Orang haid itu manusia seutuhnya yang sedang menjalankan fungsi reproduksi dan tidak ada yang salah dalam dirinya. Kemanusiaannya tidak turun karena dia menjalankan fungsi reproduksi. Maka, Al-Qur’an menggunakan redaksi mahidh untuk mengubah cara pandang masyarakat jahiliyah yang mempermasalahkan kemanusiaan orang haid.
Begitu pula penggunaan bahasa pada kelanjutan ayat tersebut. Allah swt. berfirman, fa’tazilun nisaa a fil mahidh. Dalam ayat ini, Allah menggunakan kata fa’tazilu (hendaknya laki-laki yang berisolasi diri). Allah swt. bukan menggunakan kata fa’ziluu (hendaknya mengasingkan perempuan).
Hal tersebut juga ingin memotret pengalaman perempuan di masa Jahiliyah. Mereka menjalankan fungsi reproduksinya dengan diasingkan dari keluarga. Al-Qur’an mengatakan jangan lakukan i’zilu tapi fa’taziluu. Kamu yang berisolasi, jangan perempuan yang kamu keluarkan.
I’zilu tidak sama dengan fisik dan berbeda dengan hujran yang berarti meninggalkan. I’tazilu bisa dalam satu kamar tetapi satunya menghadap ke samping satunya menghadap ke samping lainnya atau tidak melakukan hubungan badan.
Selanjutnya firman Allah swt. wa laa taqrabuuhunna hatta yathhurna. Redaksi yang digunakan Al-Qur’an tersebut juga menarik. Ia menggunakan kata thahura, tathhir, tathahhur dan seterusnya. Hal ini ingin menunjukkan kemanusiaan perempuan. Ketika mereka sedang menjalankan fungsi reproduksi, mereka hanya mengalami hambatan kesucian seperti laki-laki pada umumnya kalau kencing atau BAB yang juga mengalami hambatan kesucian.
Menafsirkan Al-Quran dan Hadis dengan Melihat Pengalaman Perempuan
Bapak Imam Nahe’i juga menyinggung hadis yang menjadi streotip bagi perempuan; al mar’atu naqisatu aqlin wa diinin. Perempuan itu kurang akal dan agamanya.
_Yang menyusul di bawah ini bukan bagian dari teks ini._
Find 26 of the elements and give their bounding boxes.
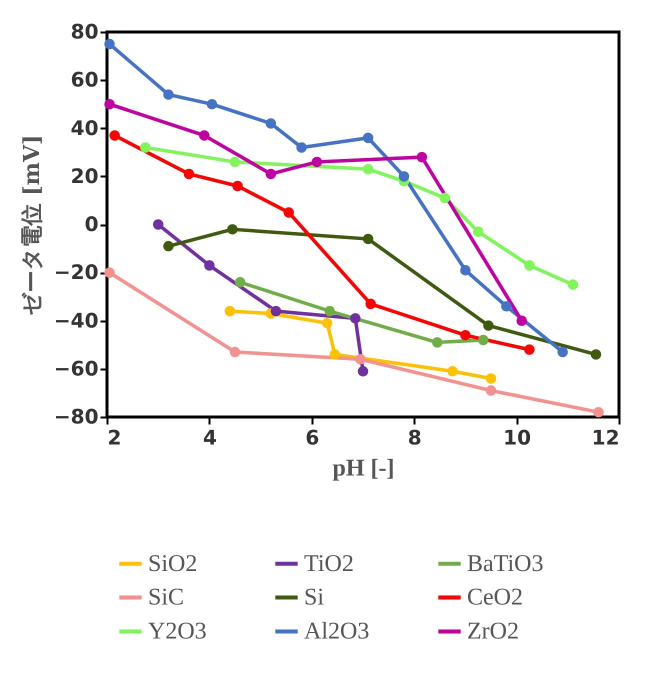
legend-label: CeO2 bbox=[467, 584, 523, 610]
legend-label: SiC bbox=[148, 584, 184, 610]
y-tick-label: 60 bbox=[70, 68, 98, 92]
legend-label: ZrO2 bbox=[467, 618, 519, 644]
y-axis-title: ゼータ電位 [mV] bbox=[18, 134, 45, 316]
legend-label: BaTiO3 bbox=[467, 550, 544, 577]
x-tick-label: 10 bbox=[503, 426, 532, 450]
y-tick-label: −20 bbox=[54, 260, 98, 284]
legend-label: TiO2 bbox=[304, 550, 354, 577]
x-axis-title: pH [-] bbox=[332, 456, 394, 482]
x-tick-label: 6 bbox=[305, 426, 320, 450]
x-tick-label: 8 bbox=[408, 426, 422, 450]
y-tick-label: 0 bbox=[84, 212, 98, 236]
legend-label: Y2O3 bbox=[148, 618, 207, 644]
x-tick-label: 2 bbox=[108, 426, 122, 450]
y-tick-label: 40 bbox=[70, 116, 98, 140]
x-tick-label: 4 bbox=[202, 426, 217, 450]
legend-label: SiO2 bbox=[148, 550, 198, 577]
legend-label: Si bbox=[304, 584, 324, 610]
legend-label: Al2O3 bbox=[304, 618, 370, 644]
y-tick-label: 20 bbox=[70, 164, 98, 188]
y-tick-label: −60 bbox=[54, 356, 98, 380]
y-tick-label: 80 bbox=[70, 20, 98, 44]
y-tick-label: −40 bbox=[54, 308, 98, 332]
x-tick-label: 12 bbox=[592, 426, 620, 450]
y-tick-label: −80 bbox=[54, 404, 98, 428]
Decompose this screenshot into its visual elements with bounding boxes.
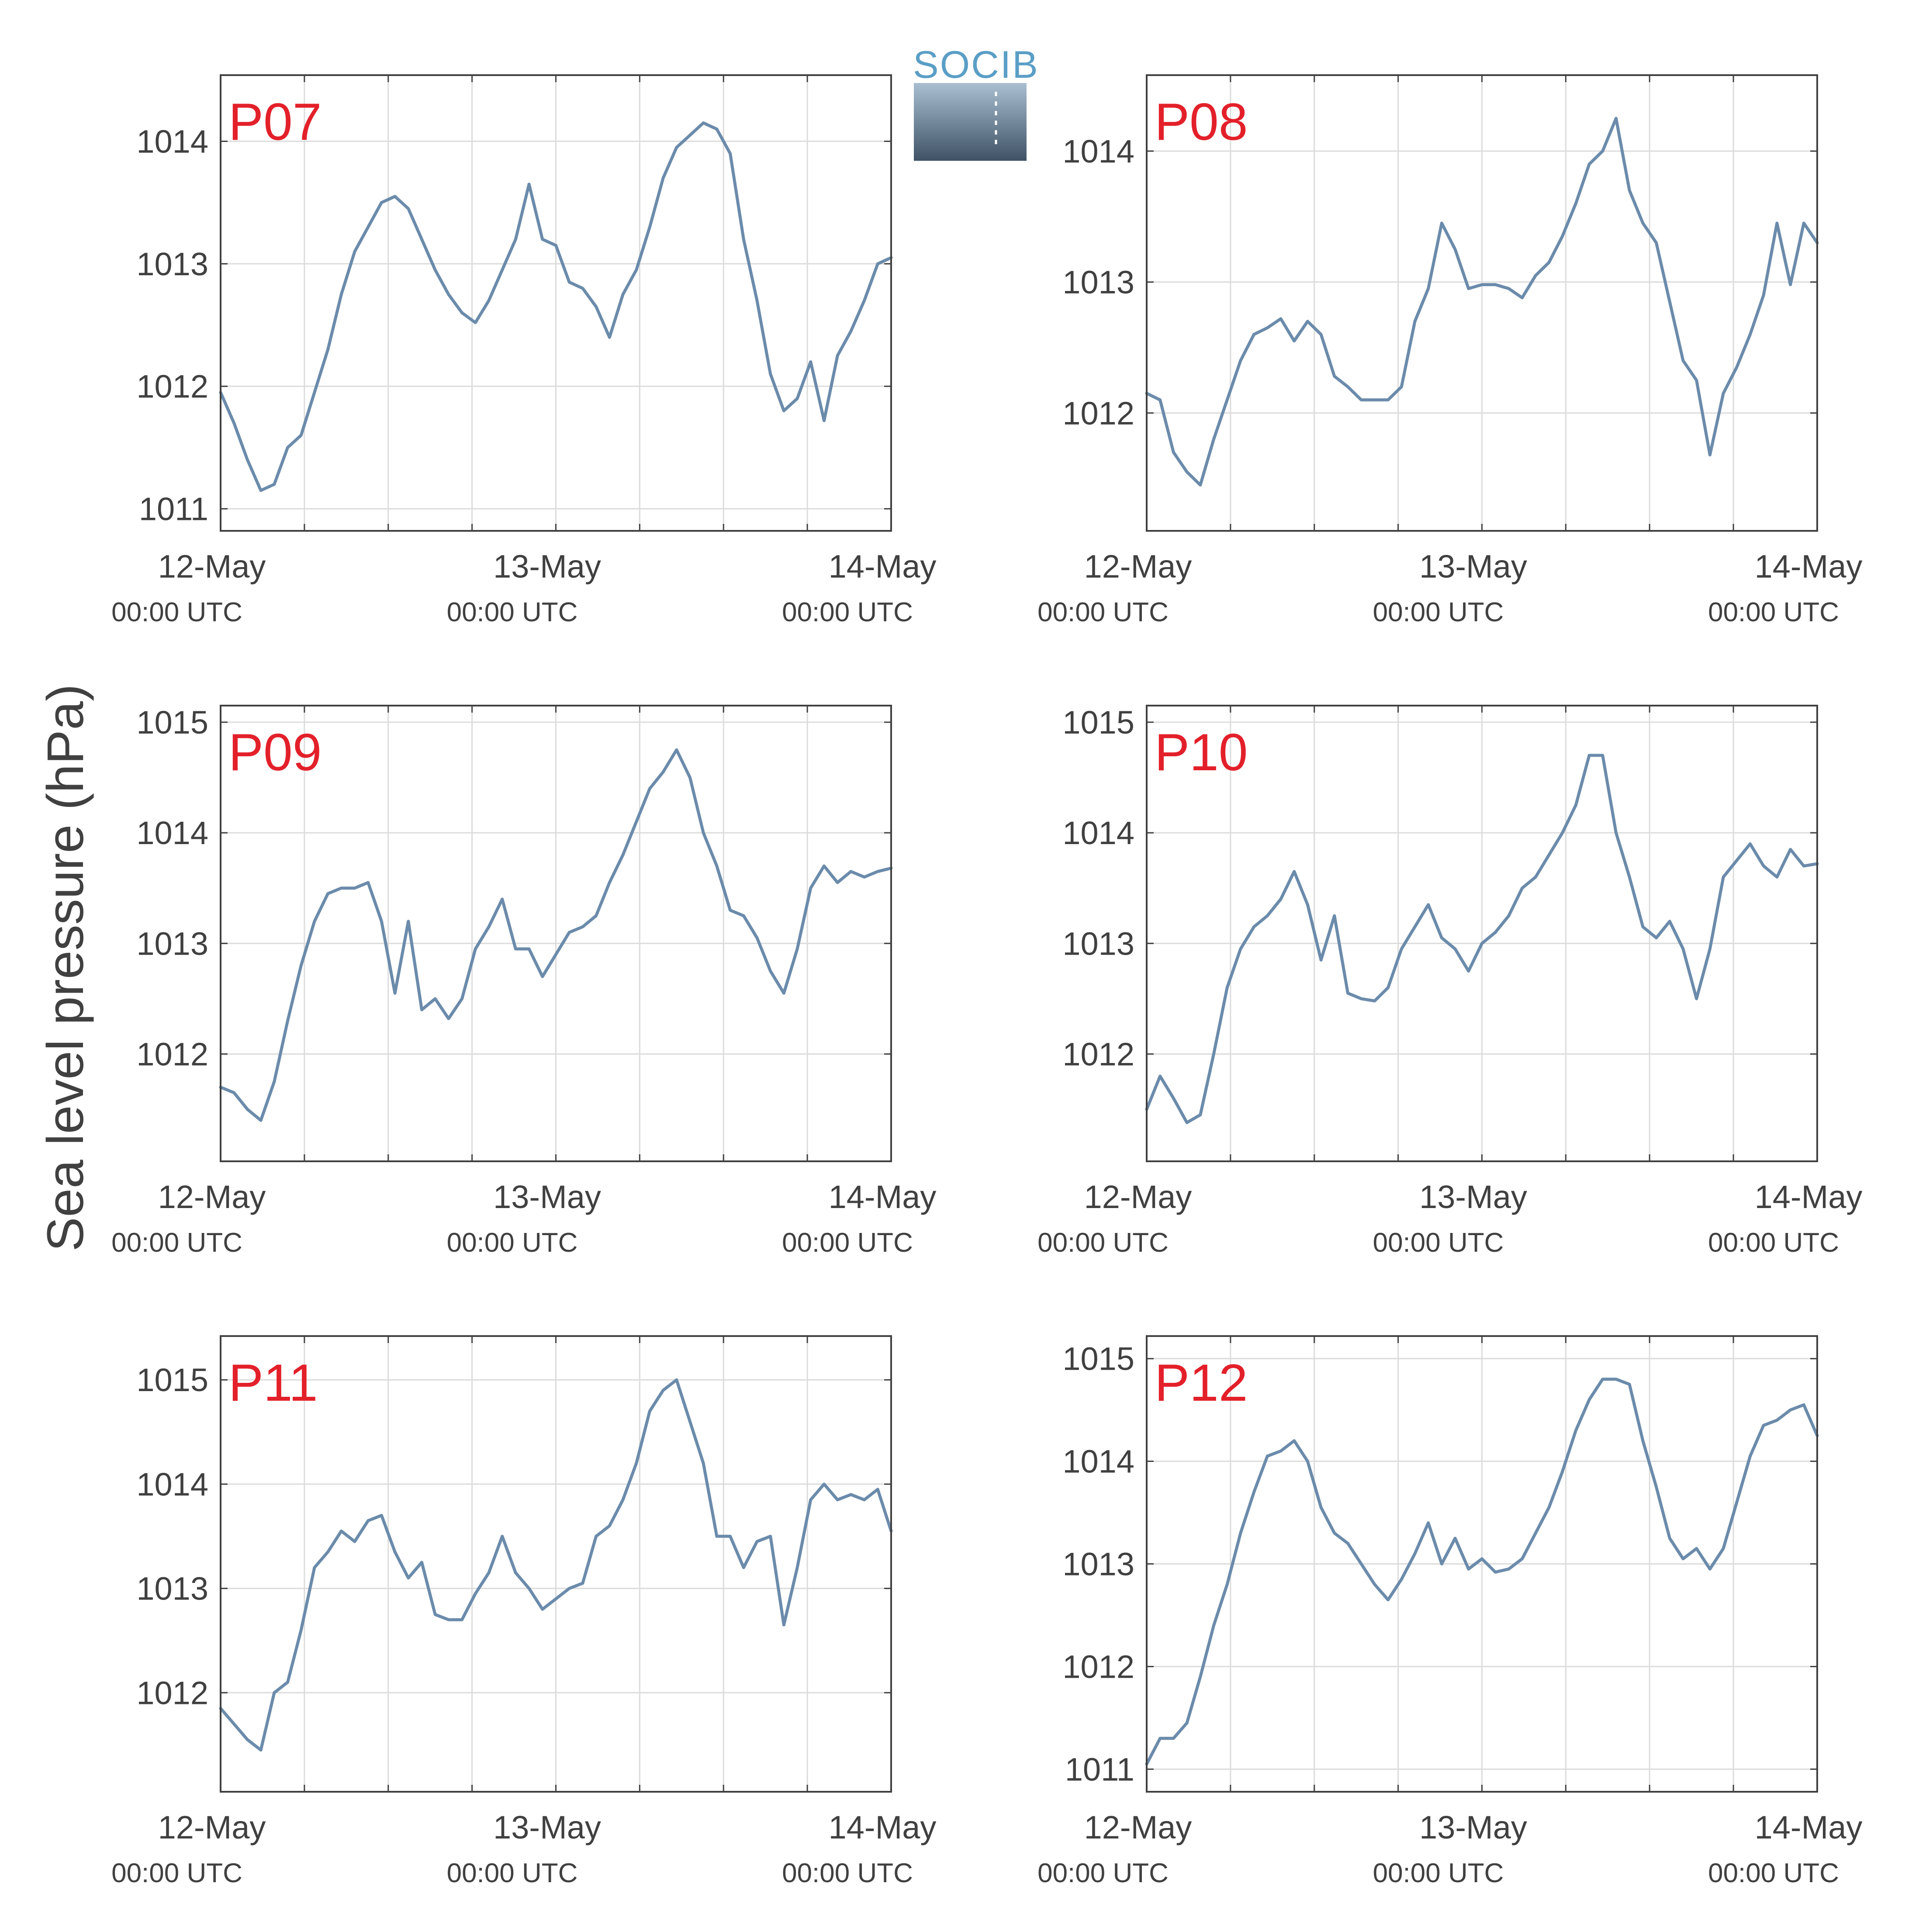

Jika membacanya tanpa melihat pengalaman perempuan ketika muncul hadis ini, maka akan salah menangkap pesan.
Pada saat itu, perempuan tidak mendapatkan hak dan pendidikan yang setara dengan laki-laki. Maka, perempuan tidak mendapatkan akses yang setara untuk menimba ilmu sebagaimana laki-laki. Perempuan tidak mendapat ruang yang cukup dan suami dan keluarganya untuk mendapatkan akses yang sama dengan laki-laki. Merekapun terbentuk secara budaya tidak mendapatkan kemampuan yang sama dengan kemampuan laki-laki karena aksesnya berbeda.
Dengan demikian, maka ketika hendak menulis atau menafsirkan teks agama harus memperhatikan dua hal. Pertama; pengalaman perempuan di mana teks itu turun. Kedua, pengalaman perempuan di mana teks itu akan diaplikasikan atau dibumikan. Ketika memperhatikan dua hal tersebut, maka insya Allah tidak ada lagi diskriminasi dan pengabaian peran perempuan dalam penafsiran teks agama.
Bapak Imam Nahe’i memungkasi materinya dengan mengatakan bahwa ketika menulis sebuah gagasan tentang isu perempuan, maka catatannya satu, harus mengkaji situasi dan pengalaman perempuan. Wa Allahu a’lam bis shawab.